Emmanuel Macron comprende la "collera" dei gilet gialli, ma non tollera le violenze e decreta simbolicamente uno "stato di emergenza economica e sociale", per uscire dal quale saranno prese misure in grado, soprattutto, di restituire alla Francia e ai francesi il loro presidente, scomparso da giorni e riapparso questa sera in televisione per un discorso alla nazione. Forse ho ferito qualcuno di voi con le mie idee, ora voglio essere chiarissimo.

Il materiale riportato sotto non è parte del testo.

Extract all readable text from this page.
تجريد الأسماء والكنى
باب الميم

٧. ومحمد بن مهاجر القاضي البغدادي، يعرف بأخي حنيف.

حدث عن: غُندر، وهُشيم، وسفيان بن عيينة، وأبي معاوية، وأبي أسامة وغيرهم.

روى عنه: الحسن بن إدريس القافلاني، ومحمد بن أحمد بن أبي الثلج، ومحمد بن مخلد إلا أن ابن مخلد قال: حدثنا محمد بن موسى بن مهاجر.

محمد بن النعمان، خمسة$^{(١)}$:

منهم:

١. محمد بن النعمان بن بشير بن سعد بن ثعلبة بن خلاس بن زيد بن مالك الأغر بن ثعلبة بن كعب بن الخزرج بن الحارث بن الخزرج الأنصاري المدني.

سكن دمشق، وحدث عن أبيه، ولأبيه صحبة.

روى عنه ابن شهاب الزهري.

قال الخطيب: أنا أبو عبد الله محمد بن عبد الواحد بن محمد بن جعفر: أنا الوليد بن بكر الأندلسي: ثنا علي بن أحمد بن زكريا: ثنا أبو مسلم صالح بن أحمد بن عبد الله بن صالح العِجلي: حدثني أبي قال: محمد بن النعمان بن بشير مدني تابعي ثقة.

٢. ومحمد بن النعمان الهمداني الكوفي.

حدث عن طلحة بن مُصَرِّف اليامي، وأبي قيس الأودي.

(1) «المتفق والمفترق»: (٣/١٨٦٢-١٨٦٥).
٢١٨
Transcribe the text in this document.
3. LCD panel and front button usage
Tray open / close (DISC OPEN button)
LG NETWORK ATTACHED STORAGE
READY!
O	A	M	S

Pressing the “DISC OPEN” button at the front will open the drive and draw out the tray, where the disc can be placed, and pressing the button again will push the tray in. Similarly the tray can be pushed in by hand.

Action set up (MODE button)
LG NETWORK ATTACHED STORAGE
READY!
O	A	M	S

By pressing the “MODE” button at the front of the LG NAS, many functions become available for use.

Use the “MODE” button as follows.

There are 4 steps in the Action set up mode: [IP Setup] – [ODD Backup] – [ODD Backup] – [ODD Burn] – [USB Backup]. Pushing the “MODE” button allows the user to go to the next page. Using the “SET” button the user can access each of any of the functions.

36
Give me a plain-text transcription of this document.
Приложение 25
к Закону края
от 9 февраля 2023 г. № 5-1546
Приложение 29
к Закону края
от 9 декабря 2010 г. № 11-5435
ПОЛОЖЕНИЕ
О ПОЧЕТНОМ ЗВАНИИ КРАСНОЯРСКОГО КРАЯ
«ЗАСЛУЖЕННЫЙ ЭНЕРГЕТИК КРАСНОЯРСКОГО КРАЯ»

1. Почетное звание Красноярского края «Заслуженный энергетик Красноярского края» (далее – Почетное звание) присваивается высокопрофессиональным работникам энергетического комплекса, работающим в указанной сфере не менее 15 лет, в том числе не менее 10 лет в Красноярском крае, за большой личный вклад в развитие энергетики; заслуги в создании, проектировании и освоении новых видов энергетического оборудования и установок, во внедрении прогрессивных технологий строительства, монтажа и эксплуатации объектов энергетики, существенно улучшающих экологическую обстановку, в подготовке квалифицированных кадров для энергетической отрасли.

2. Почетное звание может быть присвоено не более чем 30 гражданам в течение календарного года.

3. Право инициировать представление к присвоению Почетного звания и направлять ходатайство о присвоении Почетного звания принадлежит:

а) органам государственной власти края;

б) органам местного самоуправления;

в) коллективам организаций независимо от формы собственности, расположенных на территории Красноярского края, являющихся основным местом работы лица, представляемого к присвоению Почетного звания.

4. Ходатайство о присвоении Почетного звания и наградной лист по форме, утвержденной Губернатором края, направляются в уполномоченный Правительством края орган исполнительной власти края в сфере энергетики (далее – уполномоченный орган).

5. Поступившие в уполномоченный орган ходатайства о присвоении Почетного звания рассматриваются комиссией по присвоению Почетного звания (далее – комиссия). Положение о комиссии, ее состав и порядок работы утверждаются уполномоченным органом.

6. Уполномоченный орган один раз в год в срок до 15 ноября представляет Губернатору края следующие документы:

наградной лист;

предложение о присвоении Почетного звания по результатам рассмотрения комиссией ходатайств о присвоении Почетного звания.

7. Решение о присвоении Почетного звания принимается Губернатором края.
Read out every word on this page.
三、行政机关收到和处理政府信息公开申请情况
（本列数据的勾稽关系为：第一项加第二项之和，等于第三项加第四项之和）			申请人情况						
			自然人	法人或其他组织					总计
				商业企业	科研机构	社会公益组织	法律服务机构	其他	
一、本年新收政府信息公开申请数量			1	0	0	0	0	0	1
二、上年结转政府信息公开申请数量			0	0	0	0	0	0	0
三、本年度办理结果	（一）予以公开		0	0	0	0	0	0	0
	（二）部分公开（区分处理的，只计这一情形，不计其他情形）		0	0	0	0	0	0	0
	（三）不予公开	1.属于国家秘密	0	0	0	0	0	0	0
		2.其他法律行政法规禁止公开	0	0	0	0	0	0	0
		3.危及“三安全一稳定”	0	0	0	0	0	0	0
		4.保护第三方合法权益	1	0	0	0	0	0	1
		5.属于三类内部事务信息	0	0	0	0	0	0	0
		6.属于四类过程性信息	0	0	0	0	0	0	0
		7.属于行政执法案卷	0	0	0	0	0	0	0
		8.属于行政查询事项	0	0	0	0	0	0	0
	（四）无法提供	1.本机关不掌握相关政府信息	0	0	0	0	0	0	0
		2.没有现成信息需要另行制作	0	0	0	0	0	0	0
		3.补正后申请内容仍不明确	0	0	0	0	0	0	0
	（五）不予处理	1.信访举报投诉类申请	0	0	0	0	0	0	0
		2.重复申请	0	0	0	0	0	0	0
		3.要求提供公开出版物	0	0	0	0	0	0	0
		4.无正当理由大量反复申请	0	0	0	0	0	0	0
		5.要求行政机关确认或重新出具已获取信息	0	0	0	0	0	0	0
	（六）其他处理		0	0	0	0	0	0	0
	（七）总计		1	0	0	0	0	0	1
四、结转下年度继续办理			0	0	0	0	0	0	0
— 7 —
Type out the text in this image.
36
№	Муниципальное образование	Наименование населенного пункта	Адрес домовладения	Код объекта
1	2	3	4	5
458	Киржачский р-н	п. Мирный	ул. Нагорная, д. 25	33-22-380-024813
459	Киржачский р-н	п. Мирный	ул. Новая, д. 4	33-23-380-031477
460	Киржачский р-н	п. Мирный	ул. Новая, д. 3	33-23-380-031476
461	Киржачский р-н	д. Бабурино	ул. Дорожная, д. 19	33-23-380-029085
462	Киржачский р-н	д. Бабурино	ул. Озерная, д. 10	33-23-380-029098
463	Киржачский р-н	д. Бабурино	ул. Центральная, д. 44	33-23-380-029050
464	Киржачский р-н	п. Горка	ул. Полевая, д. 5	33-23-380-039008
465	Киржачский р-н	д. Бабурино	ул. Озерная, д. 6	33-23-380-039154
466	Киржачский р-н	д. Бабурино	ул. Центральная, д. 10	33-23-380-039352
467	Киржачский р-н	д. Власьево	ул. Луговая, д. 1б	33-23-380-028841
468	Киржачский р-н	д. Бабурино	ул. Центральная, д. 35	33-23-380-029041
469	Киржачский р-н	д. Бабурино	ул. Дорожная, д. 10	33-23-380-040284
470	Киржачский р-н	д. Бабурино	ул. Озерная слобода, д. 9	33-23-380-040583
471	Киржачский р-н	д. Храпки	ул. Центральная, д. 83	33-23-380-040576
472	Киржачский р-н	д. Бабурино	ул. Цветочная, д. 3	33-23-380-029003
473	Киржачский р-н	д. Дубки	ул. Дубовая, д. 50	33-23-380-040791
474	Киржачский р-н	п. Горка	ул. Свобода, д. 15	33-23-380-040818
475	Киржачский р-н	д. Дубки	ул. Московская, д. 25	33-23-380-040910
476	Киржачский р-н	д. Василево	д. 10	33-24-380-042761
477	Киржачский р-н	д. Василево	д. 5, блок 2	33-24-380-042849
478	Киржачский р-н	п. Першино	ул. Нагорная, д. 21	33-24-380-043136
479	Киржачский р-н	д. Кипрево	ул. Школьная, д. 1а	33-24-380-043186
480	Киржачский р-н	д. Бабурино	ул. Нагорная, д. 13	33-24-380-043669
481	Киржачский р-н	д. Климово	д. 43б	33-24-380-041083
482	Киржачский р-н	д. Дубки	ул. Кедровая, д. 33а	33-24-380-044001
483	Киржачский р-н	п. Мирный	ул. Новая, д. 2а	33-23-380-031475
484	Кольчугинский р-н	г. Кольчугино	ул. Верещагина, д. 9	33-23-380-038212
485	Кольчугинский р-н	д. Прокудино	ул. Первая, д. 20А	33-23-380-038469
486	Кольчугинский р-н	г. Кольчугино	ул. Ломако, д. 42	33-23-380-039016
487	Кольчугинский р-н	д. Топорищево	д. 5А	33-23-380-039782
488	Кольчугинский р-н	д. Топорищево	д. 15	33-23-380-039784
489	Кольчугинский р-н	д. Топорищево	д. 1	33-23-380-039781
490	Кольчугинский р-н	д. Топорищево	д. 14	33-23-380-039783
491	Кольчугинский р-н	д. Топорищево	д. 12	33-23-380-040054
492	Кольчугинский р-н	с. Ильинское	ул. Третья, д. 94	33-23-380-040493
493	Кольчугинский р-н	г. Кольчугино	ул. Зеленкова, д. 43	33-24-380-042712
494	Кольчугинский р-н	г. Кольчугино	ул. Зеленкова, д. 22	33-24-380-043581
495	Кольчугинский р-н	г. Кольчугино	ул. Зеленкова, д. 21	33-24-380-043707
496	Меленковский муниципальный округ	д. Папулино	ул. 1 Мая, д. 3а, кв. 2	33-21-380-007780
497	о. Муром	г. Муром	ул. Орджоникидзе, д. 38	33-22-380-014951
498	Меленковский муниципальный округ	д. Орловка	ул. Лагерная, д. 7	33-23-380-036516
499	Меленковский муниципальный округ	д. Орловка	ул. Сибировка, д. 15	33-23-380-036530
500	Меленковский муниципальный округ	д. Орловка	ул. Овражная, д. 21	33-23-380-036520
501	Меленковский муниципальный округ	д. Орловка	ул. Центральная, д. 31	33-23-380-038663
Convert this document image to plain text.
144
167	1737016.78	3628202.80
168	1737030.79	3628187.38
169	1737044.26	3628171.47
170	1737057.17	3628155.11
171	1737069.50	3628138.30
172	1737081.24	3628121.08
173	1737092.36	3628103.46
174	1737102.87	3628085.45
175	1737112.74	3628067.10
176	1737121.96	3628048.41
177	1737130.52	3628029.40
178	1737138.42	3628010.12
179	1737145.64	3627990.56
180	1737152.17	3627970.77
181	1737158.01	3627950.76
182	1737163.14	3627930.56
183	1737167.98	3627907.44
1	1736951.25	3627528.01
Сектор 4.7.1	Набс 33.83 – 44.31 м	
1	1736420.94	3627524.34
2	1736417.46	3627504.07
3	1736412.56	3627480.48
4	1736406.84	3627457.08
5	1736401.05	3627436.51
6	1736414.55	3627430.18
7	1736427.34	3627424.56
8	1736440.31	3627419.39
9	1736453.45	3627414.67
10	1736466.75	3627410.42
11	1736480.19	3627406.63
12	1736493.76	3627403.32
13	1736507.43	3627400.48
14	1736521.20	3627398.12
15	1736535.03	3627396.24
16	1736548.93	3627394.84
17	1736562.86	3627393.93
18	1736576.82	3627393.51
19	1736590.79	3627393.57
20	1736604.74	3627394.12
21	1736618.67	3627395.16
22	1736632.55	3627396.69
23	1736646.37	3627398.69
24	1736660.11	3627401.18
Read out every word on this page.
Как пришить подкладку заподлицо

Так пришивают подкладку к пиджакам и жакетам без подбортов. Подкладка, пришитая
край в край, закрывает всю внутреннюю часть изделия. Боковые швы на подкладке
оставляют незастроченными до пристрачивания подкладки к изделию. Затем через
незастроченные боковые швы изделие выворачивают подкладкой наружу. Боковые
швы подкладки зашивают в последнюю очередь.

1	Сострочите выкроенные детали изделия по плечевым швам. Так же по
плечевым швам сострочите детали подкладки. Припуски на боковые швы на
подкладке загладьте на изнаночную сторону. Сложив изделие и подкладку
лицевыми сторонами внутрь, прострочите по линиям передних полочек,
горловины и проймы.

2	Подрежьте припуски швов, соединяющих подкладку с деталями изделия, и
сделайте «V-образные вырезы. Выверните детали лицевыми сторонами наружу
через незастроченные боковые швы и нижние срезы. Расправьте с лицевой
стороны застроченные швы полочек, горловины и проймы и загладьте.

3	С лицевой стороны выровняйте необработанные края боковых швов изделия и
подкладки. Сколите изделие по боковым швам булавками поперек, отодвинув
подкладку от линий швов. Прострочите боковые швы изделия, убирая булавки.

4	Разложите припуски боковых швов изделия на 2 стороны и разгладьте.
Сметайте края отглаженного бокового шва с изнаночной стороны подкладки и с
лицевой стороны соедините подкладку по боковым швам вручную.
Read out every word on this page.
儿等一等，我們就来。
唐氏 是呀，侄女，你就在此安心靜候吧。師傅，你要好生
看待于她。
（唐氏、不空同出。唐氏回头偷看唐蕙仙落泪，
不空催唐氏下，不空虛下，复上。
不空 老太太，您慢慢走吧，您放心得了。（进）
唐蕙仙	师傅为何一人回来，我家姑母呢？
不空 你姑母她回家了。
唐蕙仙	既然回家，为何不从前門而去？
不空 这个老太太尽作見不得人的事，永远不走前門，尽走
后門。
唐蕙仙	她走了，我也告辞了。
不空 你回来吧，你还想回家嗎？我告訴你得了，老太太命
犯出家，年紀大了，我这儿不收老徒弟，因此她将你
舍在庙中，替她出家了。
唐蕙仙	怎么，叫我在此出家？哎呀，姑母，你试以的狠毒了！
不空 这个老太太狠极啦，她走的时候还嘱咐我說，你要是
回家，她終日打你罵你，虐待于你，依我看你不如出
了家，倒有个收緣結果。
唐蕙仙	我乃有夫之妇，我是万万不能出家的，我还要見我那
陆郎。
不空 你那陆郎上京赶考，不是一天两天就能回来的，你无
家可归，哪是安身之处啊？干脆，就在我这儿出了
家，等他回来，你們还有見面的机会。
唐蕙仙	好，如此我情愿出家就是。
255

La misura più importante è l'aumento di 100 euro del salario minimo. Macron ha poi annunciato l'annullamento della contribuzione sociale generalizzata (CSG) per i pensionati che guadagnano meno di 2.000 euro al mese. Il malessere esiste anche in altri paesi, insieme troveremo il cammino per farcela. "Il bonus sarà esentasse" e le grandi imprese "saranno chiamate a contribuire allo sforzo".

L'avvio di una nuova era, dice il presidente, passa anche attraverso "una riforma profonda dello stato".

Il nostro inviato Rodrigo Barbosa ha seguito la manifestazione che si è svolta a Lione. La mia unica preoccupazione siete voi -conclude rivolgendosi ai concittadini-.